The lowest general election turnout in 120 years was caused by a one-sided election race, a distrust of politics and a poorly motivated public, many deciding on Election Day they simply could not be bothered to vote.

The 2011 general election saw a 6 per cent drop in voter turnout from 2008, with more than a million eligible voters failing to turn up at the polling booth.

An Electoral Commission survey of voters and non-voters released yesterday showed that nearly half of non-voters made their decision not to vote on election day.

Chief Electoral Officer Robert Peden said the barriers to a high turnout in 2011 were motivational issues: "What we have is a group of voters who don't value their vote or the voting process - they tend to talk in terms of not trusting politicians, not being interested in politics".


A third of non-voters said they did not trust politicians, and a third said there was no point voting because polls had indicated the result was a foregone conclusion.

The main reasons for not voting were similar to the 2008 election. Non-voters said they had other commitments, work commitments, they couldn't be bothered, couldn't decide who to vote for, or felt their vote wouldn't make a difference.

Mr Peden said he wasn't losing sleep over the 2011 election turnout, because it had been influenced by external factors such as an uneven election race. But he was very concerned about a long-term, steep decline in voter turnout since 1987.

"New Zealand used to be a world leader in turnout, we certainly aren't any more. If we want a healthy democracy we must reverse the trend."

The commission was taking some long-term initiatives, such as teaching the value of elections and the political process to Year 9 and 10 students.

Some political scientists said yesterday fines should be introduced to raise voter turnout. But asked if New Zealand should follow Australia and fine people for not voting, Mr Peden said the commission preferred the carrot to the stick.

He said despite the fines, which can range from A$20($25.52) to A$50($63.80), Australia's enrolment rate was worse than New Zealand's.

He also said online voting had not improved turnout in overseas trials.


University of Otago political lecturer Bryce Edwards said the trend of fewer voters was observed worldwide. "Our trend has been a bit steeper than other countries. We're not at the depths of the United States, but we're headed in that direction."

He was wary of blaming poor turnout on voters, because not voting was also a legitimate, intentional action.

"It should be embarrassing for politicians and political parties because they're the people that aren't having their product bought."

The survey was based on interviews with 1097 voters and 272 non-voters.
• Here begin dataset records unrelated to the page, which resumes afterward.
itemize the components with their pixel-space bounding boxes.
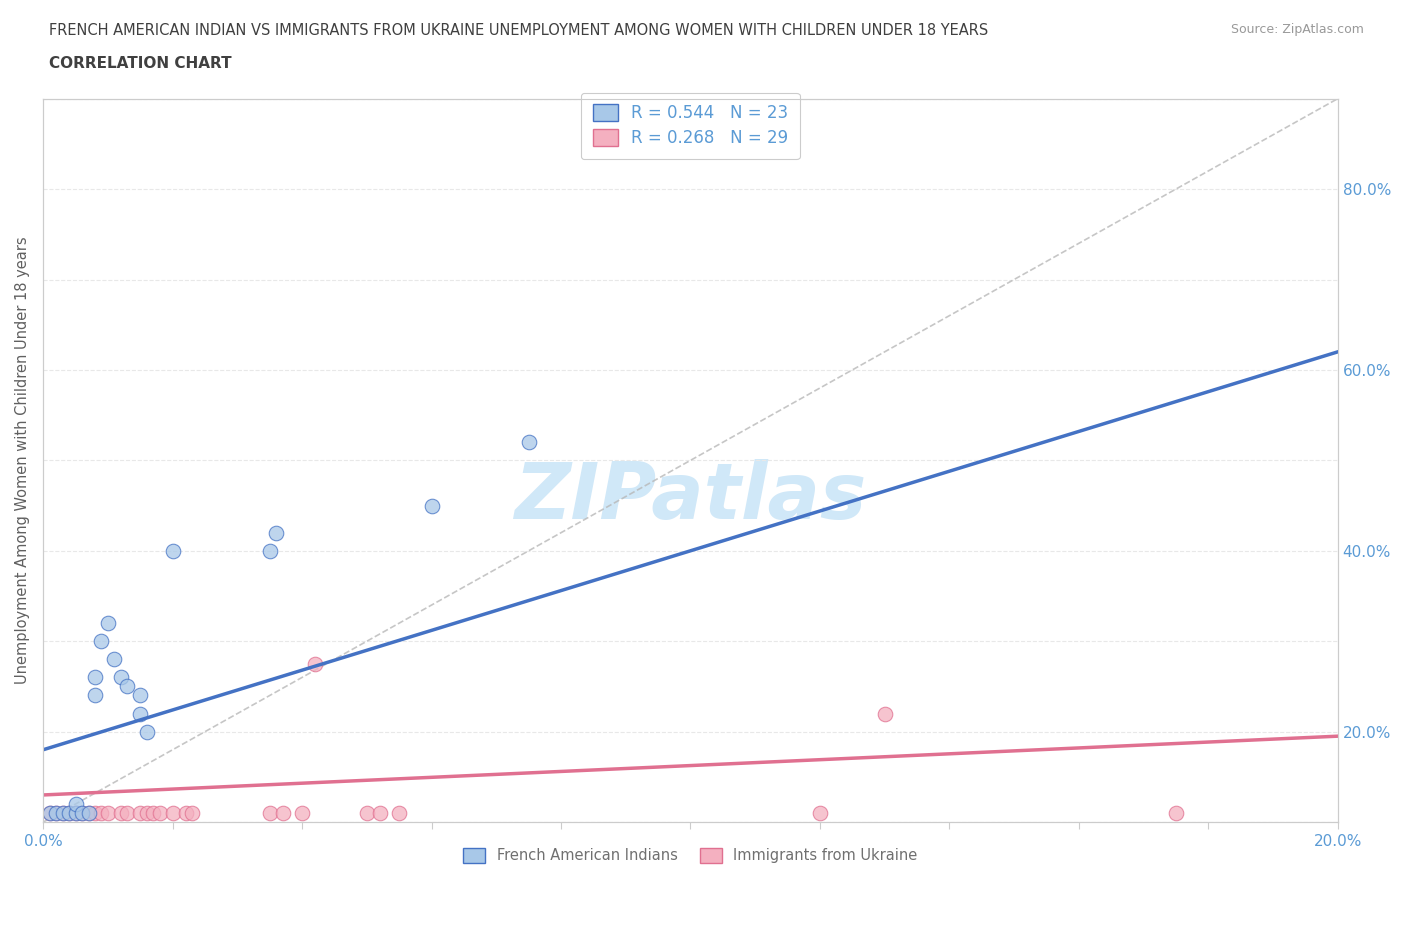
- Point: [304, 657, 326, 671]
- Point: [90, 634, 112, 649]
- Point: [873, 706, 896, 721]
- Point: [1164, 805, 1187, 820]
- Point: [97, 805, 120, 820]
- Point: [388, 805, 411, 820]
- Point: [65, 805, 87, 820]
- Text: CORRELATION CHART: CORRELATION CHART: [49, 56, 232, 71]
- Point: [84, 670, 107, 684]
- Point: [174, 805, 197, 820]
- Point: [129, 805, 152, 820]
- Legend: French American Indians, Immigrants from Ukraine: French American Indians, Immigrants from…: [457, 842, 924, 869]
- Point: [58, 805, 80, 820]
- Point: [45, 805, 67, 820]
- Point: [52, 805, 75, 820]
- Point: [52, 805, 75, 820]
- Point: [135, 805, 157, 820]
- Point: [84, 805, 107, 820]
- Point: [77, 805, 100, 820]
- Point: [264, 525, 287, 540]
- Point: [517, 435, 540, 450]
- Text: ZIPatlas: ZIPatlas: [515, 458, 866, 535]
- Point: [356, 805, 378, 820]
- Point: [259, 543, 281, 558]
- Point: [162, 543, 184, 558]
- Point: [110, 670, 132, 684]
- Point: [117, 805, 139, 820]
- Point: [84, 688, 107, 703]
- Point: [38, 805, 60, 820]
- Point: [70, 805, 93, 820]
- Point: [103, 652, 125, 667]
- Point: [70, 805, 93, 820]
- Point: [65, 805, 87, 820]
- Point: [135, 724, 157, 739]
- Point: [181, 805, 204, 820]
- Point: [142, 805, 165, 820]
- Point: [271, 805, 294, 820]
- Point: [110, 805, 132, 820]
- Point: [420, 498, 443, 513]
- Point: [162, 805, 184, 820]
- Point: [77, 805, 100, 820]
- Point: [90, 805, 112, 820]
- Point: [38, 805, 60, 820]
- Point: [259, 805, 281, 820]
- Point: [291, 805, 314, 820]
- Point: [117, 679, 139, 694]
- Point: [129, 688, 152, 703]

Main reasons for not voting
* Other commitments - 14 per cent
* Work commitments - 9 per cent
* Couldn't be bothered voting - 14 per cent
* Couldn't work out who to vote for - 11 per cent
* Vote would not make a difference - 8 per cent

Factors that influence not voting
* 'I don't trust politicians' - 33 per cent
* 'It was obvious who would win so why bother' - 31 per cent
* 'I'm just not interested in politics' - 29 per cent.